Une fête colorée et parfumée. Sa particularité réside dans la cérémonie d’ouverture qui se déroule chez le patriarche du village. Ce dernier a pour tâche de choisir un jour faste pour le rite cultuel communautaire, et de le diriger. Au petit matin, les villageois vont en forêt pour cueillir des fleurs afin de décorer la maison du patriarche. Un bambou grand et droit, portant des feuilles à la cime, est planté au milieu de la maison. Son tronc est ensuite garni de fleurs de célosie, symbole de prospérité et de chance.

Un mets doublé

La cérémonie cultuelle commence à 16 heures précises. «C’est le moment favorable au retour des ancêtres et des génies», selon un vieillard. Chaque famille apporte un plateau d’offrandes qui est souvent un mets délicat, par exemple poulets, écureuils, rats des champs, poissons, courges, taros ou bouteilles d’alcool de riz. Il est obligatoire de préparer un mets doublé (deux poulets, deux poissons, etc), car «nos génies et nos ancêtres ne veulent que des nombres pairs. Le nombre impair apporte de mauvaises choses», explique le patriarche. Toutes les offrandes sont placées devant l’autel, décoré de fleurs de célosie.

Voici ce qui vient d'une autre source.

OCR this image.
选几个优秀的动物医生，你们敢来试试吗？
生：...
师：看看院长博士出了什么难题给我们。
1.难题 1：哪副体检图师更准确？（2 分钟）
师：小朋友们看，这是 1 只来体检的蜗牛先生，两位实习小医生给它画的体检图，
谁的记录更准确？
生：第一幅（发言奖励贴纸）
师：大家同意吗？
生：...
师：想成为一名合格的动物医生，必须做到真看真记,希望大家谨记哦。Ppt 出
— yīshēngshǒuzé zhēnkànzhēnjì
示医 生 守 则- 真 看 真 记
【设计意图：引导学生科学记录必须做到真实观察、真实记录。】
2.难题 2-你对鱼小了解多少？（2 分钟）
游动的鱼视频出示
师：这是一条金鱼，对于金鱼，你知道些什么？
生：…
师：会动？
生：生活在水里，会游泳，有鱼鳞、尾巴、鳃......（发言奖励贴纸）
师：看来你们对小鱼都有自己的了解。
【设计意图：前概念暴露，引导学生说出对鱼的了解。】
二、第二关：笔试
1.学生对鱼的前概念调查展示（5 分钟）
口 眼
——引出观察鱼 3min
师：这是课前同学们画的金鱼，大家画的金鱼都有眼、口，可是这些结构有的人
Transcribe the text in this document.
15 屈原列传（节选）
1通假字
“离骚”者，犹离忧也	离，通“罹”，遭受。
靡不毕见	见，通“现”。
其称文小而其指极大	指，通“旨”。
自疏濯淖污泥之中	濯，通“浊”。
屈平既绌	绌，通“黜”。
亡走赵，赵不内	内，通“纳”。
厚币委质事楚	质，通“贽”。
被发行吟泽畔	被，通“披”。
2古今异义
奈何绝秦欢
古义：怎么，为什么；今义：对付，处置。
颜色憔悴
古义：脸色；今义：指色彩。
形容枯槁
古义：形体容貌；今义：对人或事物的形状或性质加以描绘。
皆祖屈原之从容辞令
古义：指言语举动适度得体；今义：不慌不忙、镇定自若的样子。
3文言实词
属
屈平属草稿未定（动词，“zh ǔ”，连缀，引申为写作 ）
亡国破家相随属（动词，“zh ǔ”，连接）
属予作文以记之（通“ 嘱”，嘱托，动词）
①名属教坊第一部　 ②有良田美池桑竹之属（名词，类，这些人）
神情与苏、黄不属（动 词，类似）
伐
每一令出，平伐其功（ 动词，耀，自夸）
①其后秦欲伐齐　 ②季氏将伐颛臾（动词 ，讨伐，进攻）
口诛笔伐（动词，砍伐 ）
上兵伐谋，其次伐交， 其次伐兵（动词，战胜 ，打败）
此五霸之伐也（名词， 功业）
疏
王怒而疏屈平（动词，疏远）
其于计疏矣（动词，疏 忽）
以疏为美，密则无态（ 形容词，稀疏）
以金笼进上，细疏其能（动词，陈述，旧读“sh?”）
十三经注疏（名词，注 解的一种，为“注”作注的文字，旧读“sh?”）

Les instruments de travail comme coupe-coupe, pioche font  aussi l’objet de culte. Car, selon les anciens, «ils ont aidé les hommes à cultiver et donc à vivre». 

En costume traditionnel tout neuf, les Công se réunissent et font ensemble le rite du salut au Nouvel An, sous la houlette du patriarche officiant. Ce dernier allume deux bougies et fait des prières, invitant les divinités et les ancêtres à venir fêter le Nouvel An avec les vivants. Il prie pour une bonne et heureuse année pour tous les villageois. Le rite terminé, tout le monde dîne chez le patriarche et il va sans dire que le ruou cân (alcool de riz siroté avec des tiges de bambou) coule à flot!

Le Têt Hoa continue les jours suivants avec des festins familiaux et des réjouissances communautaires. Les chants, les danses, les sons de gongs résonnent dans les vallées, même durant la nuit.